Se os prémios de melhor em campo com Sporting e Nápoles podem ser justificados pela simplicidade da relação entre a sua disponibilidade física e o que esses desafios lhe pediam, frente ao Farense deu para afastar novamente o mau olhado com outro golo e outra maturidade. José Mourinho já terá entendido na plenitude o talento do colombiano – por isso, provavelmente, lhe pede cada vez menos preponderância na construção e mais acutilância na ruptura, seja em movimento disruptivo ou transporte.
Se Enzo assume a primeira zona de reflexão com bola e Aursnes é ele próprio nas funções de ‘facilitador’ na descoberta do espaço livre, Ríos adapta-se e reencontra-se, voltando a ser aquilo que era com Abel – um desestabilizador, que se impõe em toda a latitude e se intromete em qualquer assunto, com e sem bola.

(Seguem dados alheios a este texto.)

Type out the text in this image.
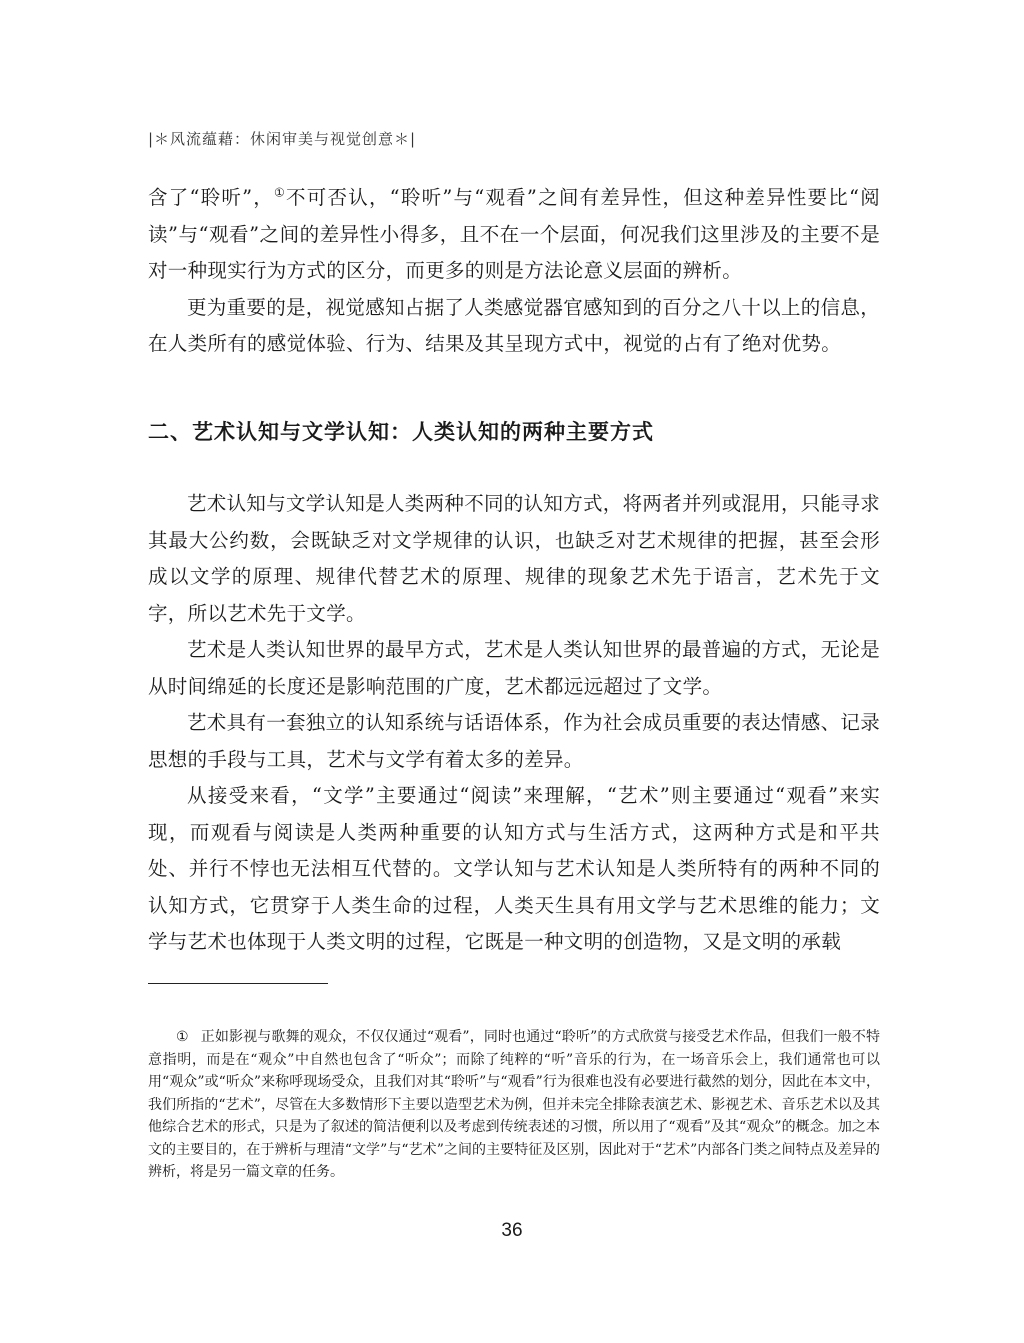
|＊风流蕴藉：休闲审美与视觉创意＊|

含了“聆听”，①不可否认，“聆听”与“观看”之间有差异性，但这种差异性要比“阅读”与“观看”之间的差异性小得多，且不在一个层面，何况我们这里涉及的主要不是对一种现实行为方式的区分，而更多的则是方法论意义层面的辨析。

更为重要的是，视觉感知占据了人类感觉器官感知到的百分之八十以上的信息，在人类所有的感觉体验、行为、结果及其呈现方式中，视觉的占有了绝对优势。

二、艺术认知与文学认知：人类认知的两种主要方式

艺术认知与文学认知是人类两种不同的认知方式，将两者并列或混用，只能寻求其最大公约数，会既缺乏对文学规律的认识，也缺乏对艺术规律的把握，甚至会形成以文学的原理、规律代替艺术的原理、规律的现象艺术先于语言，艺术先于文字，所以艺术先于文学。

艺术是人类认知世界的最早方式，艺术是人类认知世界的最普遍的方式，无论是从时间绵延的长度还是影响范围的广度，艺术都远远超过了文学。

艺术具有一套独立的认知系统与话语体系，作为社会成员重要的表达情感、记录思想的手段与工具，艺术与文学有着太多的差异。

从接受来看，“文学”主要通过“阅读”来理解，“艺术”则主要通过“观看”来实现，而观看与阅读是人类两种重要的认知方式与生活方式，这两种方式是和平共处、并行不悖也无法相互代替的。文学认知与艺术认知是人类所特有的两种不同的认知方式，它贯穿于人类生命的过程，人类天生具有用文学与艺术思维的能力；文学与艺术也体现于人类文明的过程，它既是一种文明的创造物，又是文明的承载

① 正如影视与歌舞的观众，不仅仅通过“观看”，同时也通过“聆听”的方式欣赏与接受艺术作品，但我们一般不特意指明，而是在“观众”中自然也包含了“听众”；而除了纯粹的“听”音乐的行为，在一场音乐会上，我们通常也可以用“观众”或“听众”来称呼现场受众，且我们对其“聆听”与“观看”行为很难也没有必要进行截然的划分，因此在本文中，我们所指的“艺术”，尽管在大多数情形下主要以造型艺术为例，但并未完全排除表演艺术、影视艺术、音乐艺术以及其他综合艺术的形式，只是为了叙述的简洁便利以及考虑到传统表述的习惯，所以用了“观看”及其“观众”的概念。加之本文的主要目的，在于辨析与理清“文学”与“艺术”之间的主要特征及区别，因此对于“艺术”内部各门类之间特点及差异的辨析，将是另一篇文章的任务。

36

Com Bruno Lage, o duplo-pivot sul-americano simulava muitas das vezes os comportamentos da parelha intermediária que levou ao título 2018-19: Samaris e Gabriel, recuperador e construtor, ladeavam-se e agiam sempre paralelamente, em pressão ou bloco baixo. Lage tentou recuperar a fórmula familiar e ganhadora, deu a Ríos e Enzo os mesmos papéis e a verdade é que a coisa se foi fazendo, com grande coesão defensiva até – o Benfica conseguiu a clean sheet nos primeiros sete jogos oficiais, com Supertaça e eliminatórias da Champions pelo meio. Ríos, ainda a medo, não arriscava muito. Quando as consequências duma pré-época organizada à pressa se fizeram sentir no conjunto, as individualidades foram afectadas, naturalmente.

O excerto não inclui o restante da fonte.